Politicians and educators increasingly worry about learning for all children, citing tests such as the 2007 Trends in International Mathematics and Science Study (TIMSS), which found U.S. fourth- and eighth-graders trailing Asian and European peers in science and math. In April, President Obama called on National Academy of Sciences members to "think about new and creative ways to engage young people in science and engineering" and announced an initiative to raise those TIMSS scores.

Three principles are espoused in the proposal for a field of learning research:

•Learning is computational. Even infants and toddlers possess innate capabilities to see and hear patterns, something psychologists doubted decades ago. Reinforcing those capabilities by teaching patterns early might sharpen kids' brains.

•Learning is social. People, even infants, learn better through social cues. We "most readily learn and re-enact an event when it is produced by a person," Meltzoff and colleagues write. "Social factors also play a role in life-long learning — new social technologies (for example, text messaging, Facebook, and Twitter) tap humans' drive for social communication," they add.

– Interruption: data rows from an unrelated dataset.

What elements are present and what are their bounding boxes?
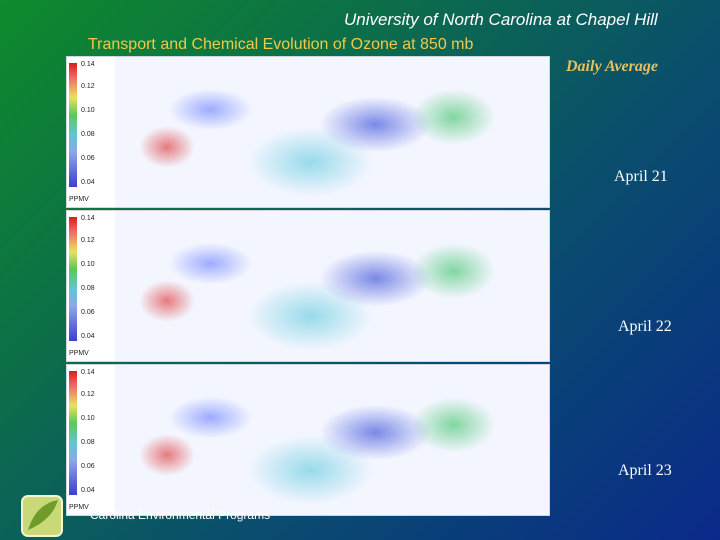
colorbar-tick: 0.14	[81, 61, 95, 68]
colorbar-legend: 0.14 0.12 0.10 0.08 0.06 0.04 PPMV	[67, 365, 115, 515]
unit-label: PPMV	[69, 350, 89, 357]
ozone-colorbar	[69, 371, 77, 495]
ozone-map-panel-april-23: 0.14 0.12 0.10 0.08 0.06 0.04 PPMV 34	[66, 364, 550, 516]
colorbar-tick: 0.06	[81, 155, 95, 162]
colorbar-tick: 0.04	[81, 179, 95, 186]
ozone-colorbar	[69, 63, 77, 187]
daily-average-label: Daily Average	[566, 58, 658, 75]
colorbar-tick: 0.10	[81, 415, 95, 422]
ozone-map-panel-april-21: 0.14 0.12 0.10 0.08 0.06 0.04 PPMV 31	[66, 56, 550, 208]
date-label-april-23: April 23	[618, 462, 672, 479]
ozone-colorbar	[69, 217, 77, 341]
ozone-map-image	[115, 211, 549, 361]
colorbar-tick: 0.08	[81, 285, 95, 292]
unit-label: PPMV	[69, 196, 89, 203]
colorbar-tick: 0.12	[81, 391, 95, 398]
ozone-map-image	[115, 57, 549, 207]
unit-label: PPMV	[69, 504, 89, 511]
ozone-map-panel-april-22: 0.14 0.12 0.10 0.08 0.06 0.04 PPMV 34	[66, 210, 550, 362]
colorbar-tick: 0.14	[81, 369, 95, 376]
slide-title: Transport and Chemical Evolution of Ozon…	[88, 36, 474, 53]
colorbar-tick: 0.08	[81, 439, 95, 446]
colorbar-tick: 0.10	[81, 107, 95, 114]
colorbar-tick: 0.14	[81, 215, 95, 222]
footer-credit: Carolina Environmental Programs	[90, 508, 271, 522]
colorbar-tick: 0.08	[81, 131, 95, 138]
date-label-april-21: April 21	[614, 168, 668, 185]
institution-header: University of North Carolina at Chapel H…	[344, 10, 658, 29]
colorbar-legend: 0.14 0.12 0.10 0.08 0.06 0.04 PPMV	[67, 211, 115, 361]
colorbar-tick: 0.06	[81, 309, 95, 316]
ozone-map-image	[115, 365, 549, 515]
colorbar-tick: 0.04	[81, 487, 95, 494]
colorbar-tick: 0.06	[81, 463, 95, 470]
colorbar-tick: 0.04	[81, 333, 95, 340]
colorbar-tick: 0.12	[81, 237, 95, 244]
colorbar-legend: 0.14 0.12 0.10 0.08 0.06 0.04 PPMV	[67, 57, 115, 207]
colorbar-tick: 0.10	[81, 261, 95, 268]
leaf-logo-icon	[21, 495, 63, 537]
colorbar-tick: 0.12	[81, 83, 95, 90]
date-label-april-22: April 22	[618, 318, 672, 335]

•Learning is driven by brain circuitry. Brain cells fired up during both perception and action overlap in people, which allows students to identify with their teachers and speeds learning.

"The young learn best from people in human social interaction. But one of the fundamental characteristics of the human mind is our flexibility and our inventiveness — our capacity to invent tools to amplify our own sensory and motor abilities," Meltzoff says by e-mail.

So, the researchers say, the goal for education in this century is to create teaching tools — such as robots, computer programs or science fairs — that produce the same benefits of the very best teaching situation, one-to-one tutoring.